DvorakAntonín Leopold Dvořák
Antonín Leopold Dvořák was a Czech composer. Following the nationalist example of Bedřich Smetana, Dvořák frequently employed aspects, specifically rhythms, of the folk music of Moravia and his native Bohemia (then parts of the Austrian Empire and now constituting the Czech Republic). Dvořák's own style has been described as 'the fullest recreation of a national idiom with that of the symphonic tradition, absorbing folk influences and finding effective ways of using them'.
Dvořák displayed his musical gifts at an early age, being an apt student of violin playing from age 6. The first public performances of his works were in Prague in 1872 and, with special success, in 1873, when he was age 31. Seeking recognition beyond the Prague area, he first submitted a score of his First Symphony to a prize competition in Germany, but he did not win, and the manuscript, not returned, was lost until rediscovered many years later. Then in 1874 he first made a submission for the Austrian State Prize for Composition, including scores of two further symphonies and other works.
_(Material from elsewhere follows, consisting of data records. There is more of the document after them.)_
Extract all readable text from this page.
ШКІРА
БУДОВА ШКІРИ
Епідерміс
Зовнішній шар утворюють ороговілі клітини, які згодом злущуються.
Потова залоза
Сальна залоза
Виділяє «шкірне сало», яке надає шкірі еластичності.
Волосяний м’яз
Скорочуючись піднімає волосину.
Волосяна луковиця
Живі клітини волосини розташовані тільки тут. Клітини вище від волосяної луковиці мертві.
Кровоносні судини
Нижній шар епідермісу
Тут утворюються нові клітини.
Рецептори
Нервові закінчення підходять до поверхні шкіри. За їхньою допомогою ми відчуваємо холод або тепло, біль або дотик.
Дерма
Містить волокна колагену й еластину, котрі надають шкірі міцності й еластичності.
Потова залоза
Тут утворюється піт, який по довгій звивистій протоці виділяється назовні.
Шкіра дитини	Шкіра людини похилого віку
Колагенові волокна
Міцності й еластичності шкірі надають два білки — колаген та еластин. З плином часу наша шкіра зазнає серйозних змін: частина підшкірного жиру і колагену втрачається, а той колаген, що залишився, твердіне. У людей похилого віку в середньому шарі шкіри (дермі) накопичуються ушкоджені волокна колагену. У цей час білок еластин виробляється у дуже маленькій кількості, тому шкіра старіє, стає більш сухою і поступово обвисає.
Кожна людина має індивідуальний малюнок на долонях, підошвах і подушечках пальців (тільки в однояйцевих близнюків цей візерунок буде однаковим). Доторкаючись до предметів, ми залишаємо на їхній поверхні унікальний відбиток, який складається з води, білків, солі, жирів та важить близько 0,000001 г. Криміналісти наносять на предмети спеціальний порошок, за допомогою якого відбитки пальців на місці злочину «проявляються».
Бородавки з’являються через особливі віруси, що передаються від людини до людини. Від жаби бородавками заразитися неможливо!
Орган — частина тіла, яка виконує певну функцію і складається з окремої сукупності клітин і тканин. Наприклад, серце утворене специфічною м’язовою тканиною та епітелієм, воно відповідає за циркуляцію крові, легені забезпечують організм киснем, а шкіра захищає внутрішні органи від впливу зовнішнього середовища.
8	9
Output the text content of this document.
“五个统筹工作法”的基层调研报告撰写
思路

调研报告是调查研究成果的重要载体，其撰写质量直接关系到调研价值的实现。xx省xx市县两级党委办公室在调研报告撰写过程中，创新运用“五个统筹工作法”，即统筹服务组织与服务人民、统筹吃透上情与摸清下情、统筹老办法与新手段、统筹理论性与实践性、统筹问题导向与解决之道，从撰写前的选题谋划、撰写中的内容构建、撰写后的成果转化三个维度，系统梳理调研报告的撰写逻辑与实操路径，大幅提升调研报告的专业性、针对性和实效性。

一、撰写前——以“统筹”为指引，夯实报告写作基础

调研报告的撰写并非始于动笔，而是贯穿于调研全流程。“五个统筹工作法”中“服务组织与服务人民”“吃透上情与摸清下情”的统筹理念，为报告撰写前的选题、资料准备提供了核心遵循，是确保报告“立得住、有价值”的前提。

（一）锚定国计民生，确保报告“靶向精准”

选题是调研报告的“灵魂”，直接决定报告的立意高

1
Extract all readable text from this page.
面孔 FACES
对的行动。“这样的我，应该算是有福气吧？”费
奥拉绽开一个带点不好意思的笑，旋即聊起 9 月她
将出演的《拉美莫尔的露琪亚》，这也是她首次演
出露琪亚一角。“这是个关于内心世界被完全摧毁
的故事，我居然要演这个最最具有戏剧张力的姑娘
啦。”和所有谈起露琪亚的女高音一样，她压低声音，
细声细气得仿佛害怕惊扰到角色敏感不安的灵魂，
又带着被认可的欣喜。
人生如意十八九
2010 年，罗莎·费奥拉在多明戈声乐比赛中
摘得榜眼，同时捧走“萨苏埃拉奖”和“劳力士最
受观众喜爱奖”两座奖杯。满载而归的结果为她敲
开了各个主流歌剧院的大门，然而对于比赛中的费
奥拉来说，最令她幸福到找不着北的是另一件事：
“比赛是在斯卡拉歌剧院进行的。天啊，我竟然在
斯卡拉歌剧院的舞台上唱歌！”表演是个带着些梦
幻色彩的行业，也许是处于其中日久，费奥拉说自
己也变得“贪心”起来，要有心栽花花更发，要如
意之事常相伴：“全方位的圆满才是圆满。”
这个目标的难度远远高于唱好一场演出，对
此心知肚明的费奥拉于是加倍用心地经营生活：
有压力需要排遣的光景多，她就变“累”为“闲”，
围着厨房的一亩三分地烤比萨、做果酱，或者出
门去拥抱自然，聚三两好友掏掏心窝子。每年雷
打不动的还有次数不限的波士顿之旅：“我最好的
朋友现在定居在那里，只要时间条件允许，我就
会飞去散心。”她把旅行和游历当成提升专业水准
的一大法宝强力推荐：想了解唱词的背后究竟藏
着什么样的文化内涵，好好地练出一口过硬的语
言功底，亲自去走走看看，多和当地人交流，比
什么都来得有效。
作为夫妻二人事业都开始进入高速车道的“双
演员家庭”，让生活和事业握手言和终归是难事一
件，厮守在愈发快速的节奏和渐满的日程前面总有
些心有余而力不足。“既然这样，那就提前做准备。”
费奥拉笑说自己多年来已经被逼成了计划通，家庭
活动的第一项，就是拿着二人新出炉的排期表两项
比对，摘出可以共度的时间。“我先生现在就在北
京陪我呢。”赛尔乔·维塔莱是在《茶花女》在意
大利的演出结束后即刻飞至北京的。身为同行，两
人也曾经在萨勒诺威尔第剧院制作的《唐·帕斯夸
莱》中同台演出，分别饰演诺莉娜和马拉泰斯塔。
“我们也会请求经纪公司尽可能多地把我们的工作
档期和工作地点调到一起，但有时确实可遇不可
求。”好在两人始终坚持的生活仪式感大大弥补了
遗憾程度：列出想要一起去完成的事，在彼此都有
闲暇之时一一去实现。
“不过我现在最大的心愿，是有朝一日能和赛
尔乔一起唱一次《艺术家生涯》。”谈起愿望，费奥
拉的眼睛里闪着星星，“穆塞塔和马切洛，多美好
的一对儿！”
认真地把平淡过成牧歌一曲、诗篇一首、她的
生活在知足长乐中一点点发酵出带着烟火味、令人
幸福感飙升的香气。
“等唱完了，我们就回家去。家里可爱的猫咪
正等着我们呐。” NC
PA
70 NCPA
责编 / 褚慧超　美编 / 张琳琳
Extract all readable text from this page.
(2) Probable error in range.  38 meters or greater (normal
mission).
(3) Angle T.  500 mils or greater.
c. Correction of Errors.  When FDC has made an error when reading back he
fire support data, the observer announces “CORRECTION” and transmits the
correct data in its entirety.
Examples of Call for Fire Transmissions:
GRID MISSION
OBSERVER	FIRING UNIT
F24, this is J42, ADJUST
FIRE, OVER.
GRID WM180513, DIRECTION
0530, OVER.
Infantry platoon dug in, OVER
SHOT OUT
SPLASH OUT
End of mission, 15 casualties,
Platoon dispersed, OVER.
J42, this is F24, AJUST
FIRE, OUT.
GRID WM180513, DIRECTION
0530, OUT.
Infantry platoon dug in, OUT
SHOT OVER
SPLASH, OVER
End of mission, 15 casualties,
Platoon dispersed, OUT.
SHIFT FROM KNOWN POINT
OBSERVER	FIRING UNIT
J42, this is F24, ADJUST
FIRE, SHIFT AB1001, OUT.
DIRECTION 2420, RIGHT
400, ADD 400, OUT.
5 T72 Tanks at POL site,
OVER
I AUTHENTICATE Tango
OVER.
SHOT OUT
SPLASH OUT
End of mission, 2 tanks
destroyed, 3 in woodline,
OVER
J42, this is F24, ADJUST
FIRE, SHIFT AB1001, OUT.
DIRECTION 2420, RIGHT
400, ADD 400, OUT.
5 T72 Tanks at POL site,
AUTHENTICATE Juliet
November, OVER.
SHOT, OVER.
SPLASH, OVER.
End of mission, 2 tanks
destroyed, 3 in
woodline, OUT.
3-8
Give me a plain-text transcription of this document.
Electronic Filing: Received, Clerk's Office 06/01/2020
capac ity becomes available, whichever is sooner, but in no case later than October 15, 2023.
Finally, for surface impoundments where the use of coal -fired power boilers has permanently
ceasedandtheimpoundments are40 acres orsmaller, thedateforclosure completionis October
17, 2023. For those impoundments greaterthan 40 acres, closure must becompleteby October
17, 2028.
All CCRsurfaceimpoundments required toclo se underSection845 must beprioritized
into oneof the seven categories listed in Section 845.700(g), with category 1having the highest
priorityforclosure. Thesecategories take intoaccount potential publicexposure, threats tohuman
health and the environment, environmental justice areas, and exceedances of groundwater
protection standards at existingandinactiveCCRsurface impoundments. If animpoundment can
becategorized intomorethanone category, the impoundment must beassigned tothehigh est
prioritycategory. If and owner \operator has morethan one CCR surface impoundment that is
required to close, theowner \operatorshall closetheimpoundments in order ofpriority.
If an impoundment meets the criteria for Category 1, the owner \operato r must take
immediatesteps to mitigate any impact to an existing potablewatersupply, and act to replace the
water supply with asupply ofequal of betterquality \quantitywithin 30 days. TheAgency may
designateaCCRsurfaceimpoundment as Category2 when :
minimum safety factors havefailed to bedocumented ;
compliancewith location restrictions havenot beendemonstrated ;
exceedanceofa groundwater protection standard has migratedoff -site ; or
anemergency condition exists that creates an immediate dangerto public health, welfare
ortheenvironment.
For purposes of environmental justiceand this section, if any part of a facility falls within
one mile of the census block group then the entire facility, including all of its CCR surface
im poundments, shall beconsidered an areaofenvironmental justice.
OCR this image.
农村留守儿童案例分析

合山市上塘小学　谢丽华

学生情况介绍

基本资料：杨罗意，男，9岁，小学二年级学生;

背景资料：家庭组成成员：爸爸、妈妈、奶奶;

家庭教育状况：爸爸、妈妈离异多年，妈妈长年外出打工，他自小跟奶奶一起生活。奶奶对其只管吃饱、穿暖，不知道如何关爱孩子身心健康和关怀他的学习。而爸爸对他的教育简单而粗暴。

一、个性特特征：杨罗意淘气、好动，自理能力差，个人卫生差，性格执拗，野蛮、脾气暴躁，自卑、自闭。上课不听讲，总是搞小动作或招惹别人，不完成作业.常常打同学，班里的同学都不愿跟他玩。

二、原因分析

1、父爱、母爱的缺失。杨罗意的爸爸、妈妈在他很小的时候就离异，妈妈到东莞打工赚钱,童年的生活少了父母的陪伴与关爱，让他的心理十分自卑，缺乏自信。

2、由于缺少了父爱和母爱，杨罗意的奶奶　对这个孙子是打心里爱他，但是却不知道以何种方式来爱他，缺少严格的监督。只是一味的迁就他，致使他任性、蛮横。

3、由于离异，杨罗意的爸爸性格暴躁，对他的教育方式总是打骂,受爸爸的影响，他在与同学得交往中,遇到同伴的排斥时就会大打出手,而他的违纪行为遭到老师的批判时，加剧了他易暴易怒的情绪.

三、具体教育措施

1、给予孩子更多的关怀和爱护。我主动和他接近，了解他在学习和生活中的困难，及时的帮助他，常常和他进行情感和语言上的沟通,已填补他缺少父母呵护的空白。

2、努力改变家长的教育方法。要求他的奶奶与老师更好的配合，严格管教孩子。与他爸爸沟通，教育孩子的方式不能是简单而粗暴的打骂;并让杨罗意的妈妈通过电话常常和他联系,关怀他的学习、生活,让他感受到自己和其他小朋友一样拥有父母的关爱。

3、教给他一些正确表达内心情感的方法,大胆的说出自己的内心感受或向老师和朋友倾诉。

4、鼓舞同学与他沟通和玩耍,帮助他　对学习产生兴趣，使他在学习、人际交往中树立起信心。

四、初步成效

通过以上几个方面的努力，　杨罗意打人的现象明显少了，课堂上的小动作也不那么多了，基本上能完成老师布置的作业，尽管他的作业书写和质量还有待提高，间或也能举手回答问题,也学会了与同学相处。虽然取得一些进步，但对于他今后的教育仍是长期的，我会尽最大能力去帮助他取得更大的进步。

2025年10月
Brahms, unbeknownst to Dvořák, was the leading member of the jury and was highly impressed. The prize was awarded to Dvořák in that year and again in 1876 and in 1877, when Brahms and the prominent critic Eduard Hanslick, also a member of the jury, made themselves known to him. Brahms recommended Dvořák to his publisher, Simrock, who soon afterward commissioned what became the Slavonic Dances, Op. 46. These were highly praised by the Berlin music critic Louis Ehlert in 1878, the sheet music (of the original piano 4-hands version) had excellent sales, and Dvořák's international reputation at last was launched.